Our 3D APT acquisition schemes can provide good clinical experimental results for brain tumors and do not require any special hardware or software but can offer more information about lesions. Just as with our previous single-slice-based experimental results [1214], the addition of 3D APT imaging to the standard MRI protocol may help distinguish the heterogeneity of a malignant brain tumor, and these capabilities of APT imaging may be very important in the diagnosis and treatment planning for patients with brain tumors.

Conclusions

We have developed and validated a 3D APT imaging experimental scheme, at 3-T, that uses a standard, commercial eight-channel SENSE coil for reception.

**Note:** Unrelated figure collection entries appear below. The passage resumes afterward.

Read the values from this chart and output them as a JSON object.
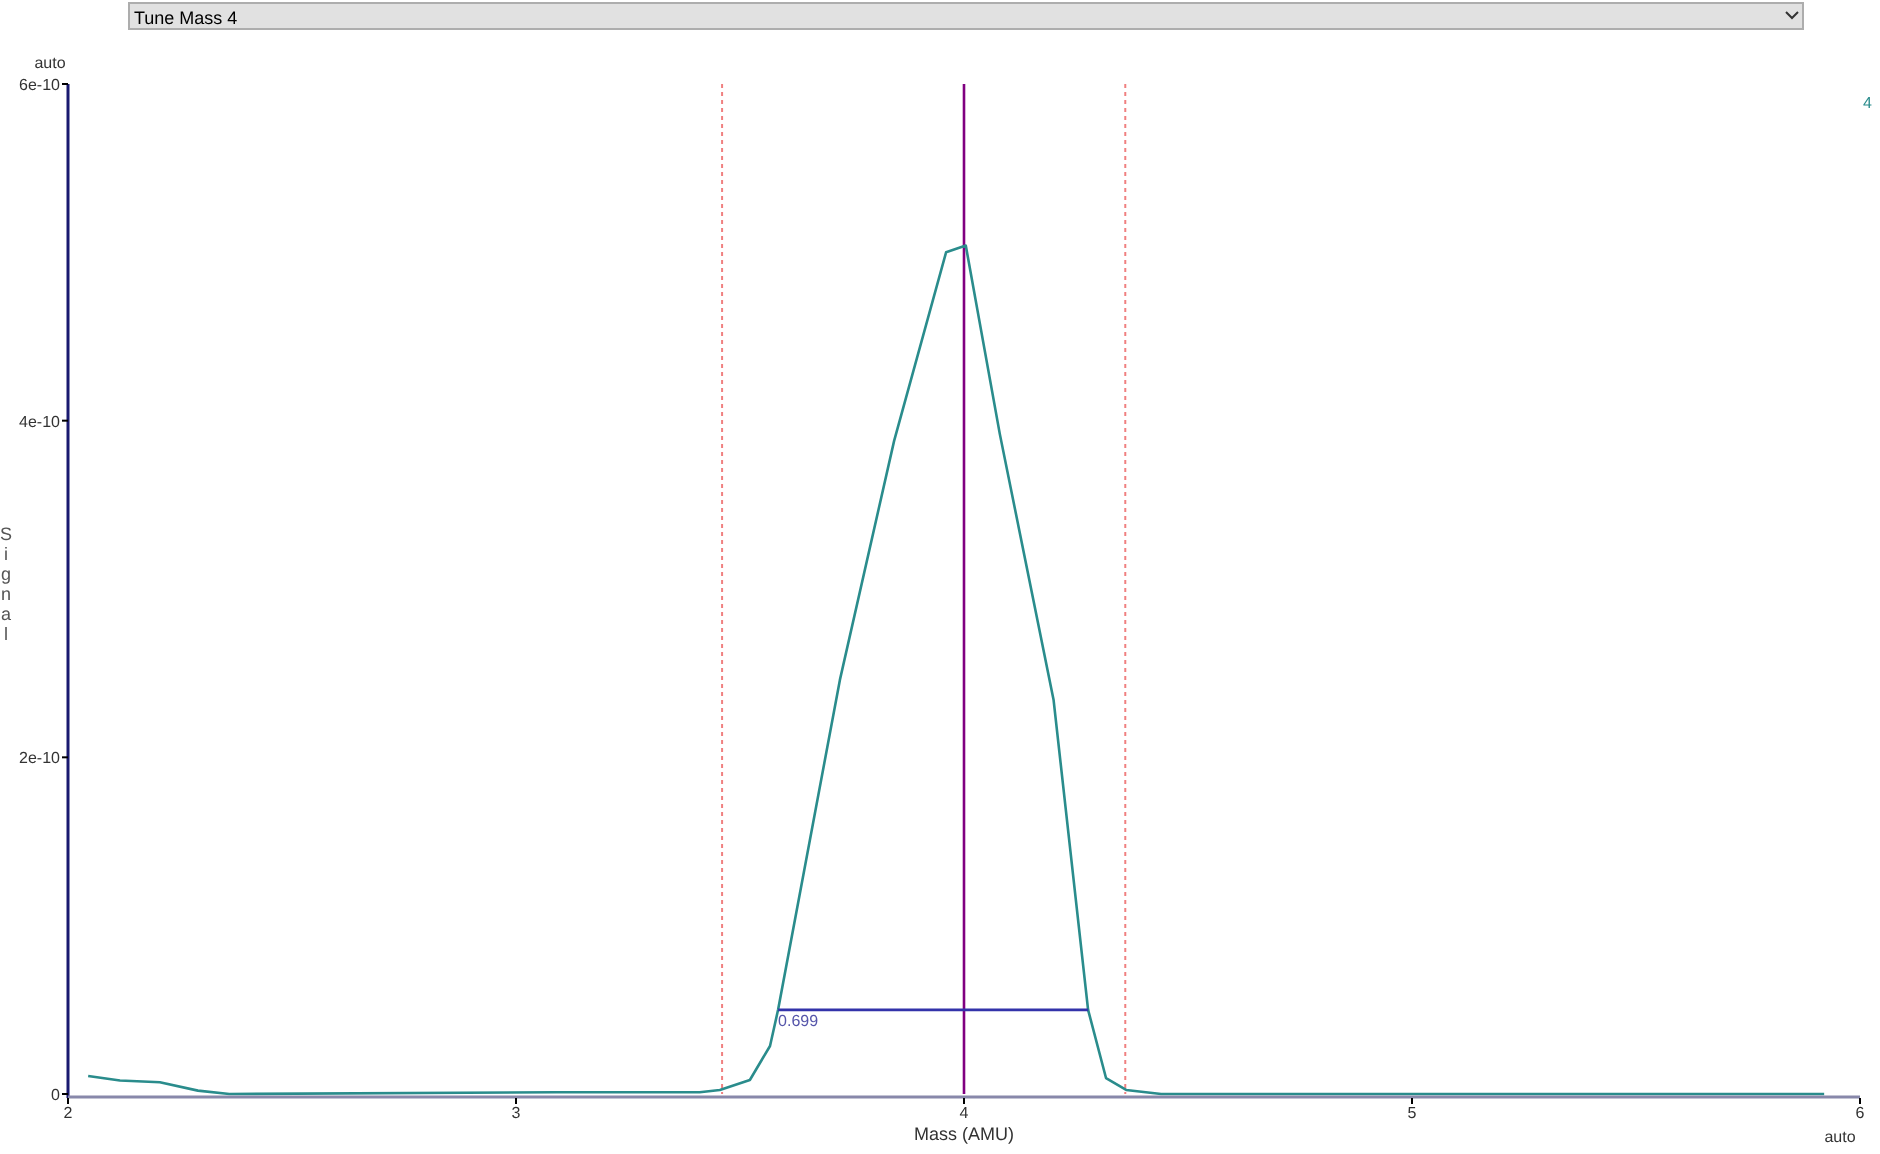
{
  "chart_data": {
    "type": "line",
    "title": "Tune Mass 4",
    "xlabel": "Mass (AMU)",
    "ylabel": "Signal",
    "xlim": [
      2,
      6
    ],
    "xticks": [
      2,
      3,
      4,
      5,
      6
    ],
    "ylim": [
      0,
      6e-10
    ],
    "yticks": [
      0,
      {
        "value": 2e-10,
        "label": "2e-10"
      },
      {
        "value": 4e-10,
        "label": "4e-10"
      },
      {
        "value": 6e-10,
        "label": "6e-10"
      }
    ],
    "grid": false,
    "legend": "top right",
    "marker": "none",
    "line_style": "solid",
    "series": [
      {
        "name": "4",
        "color": "#2a8c8c",
        "x": [
          2.045,
          2.116,
          2.205,
          2.29,
          2.36,
          3.09,
          3.41,
          3.455,
          3.522,
          3.567,
          3.585,
          3.723,
          3.844,
          3.96,
          4.004,
          4.08,
          4.2,
          4.277,
          4.317,
          4.362,
          4.44,
          5.92
        ],
        "values": [
          1.07e-11,
          8e-12,
          7e-12,
          2e-12,
          0,
          1e-12,
          1e-12,
          2.4e-12,
          8.3e-12,
          2.85e-11,
          5e-11,
          2.46e-10,
          3.88e-10,
          5e-10,
          5.04e-10,
          3.92e-10,
          2.34e-10,
          5e-11,
          9.5e-12,
          2.4e-12,
          0,
          0
        ]
      },
      {
        "color": "#3333aa",
        "x": [
          3.585,
          4.277
        ],
        "values": [
          5e-11,
          5e-11
        ]
      }
    ],
    "ref_lines": [
      {
        "axis": "x",
        "value": 3.46,
        "color": "#f08080",
        "line_style": "dotted"
      },
      {
        "axis": "x",
        "value": 4.36,
        "color": "#f08080",
        "line_style": "dotted"
      },
      {
        "axis": "x",
        "value": 4,
        "color": "#800080",
        "line_style": "solid"
      }
    ],
    "annotations": [
      "0.699",
      "auto",
      "auto"
    ]
  }
}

The technique uses the GRE field-mapping method or the WASSR method to obtain B0-corrected 3D volumetric APT images in about 5 min. Our experimental results showed that this 3D APT sequence with the TSE acquisition can provide good image quality and enough volume coverage for clinical applications, such as for the imaging of brain tumors. The early results suggest that 3D APT may be a valuable addition to the MRI armamentarium for the accurate characterization of human brain tumors.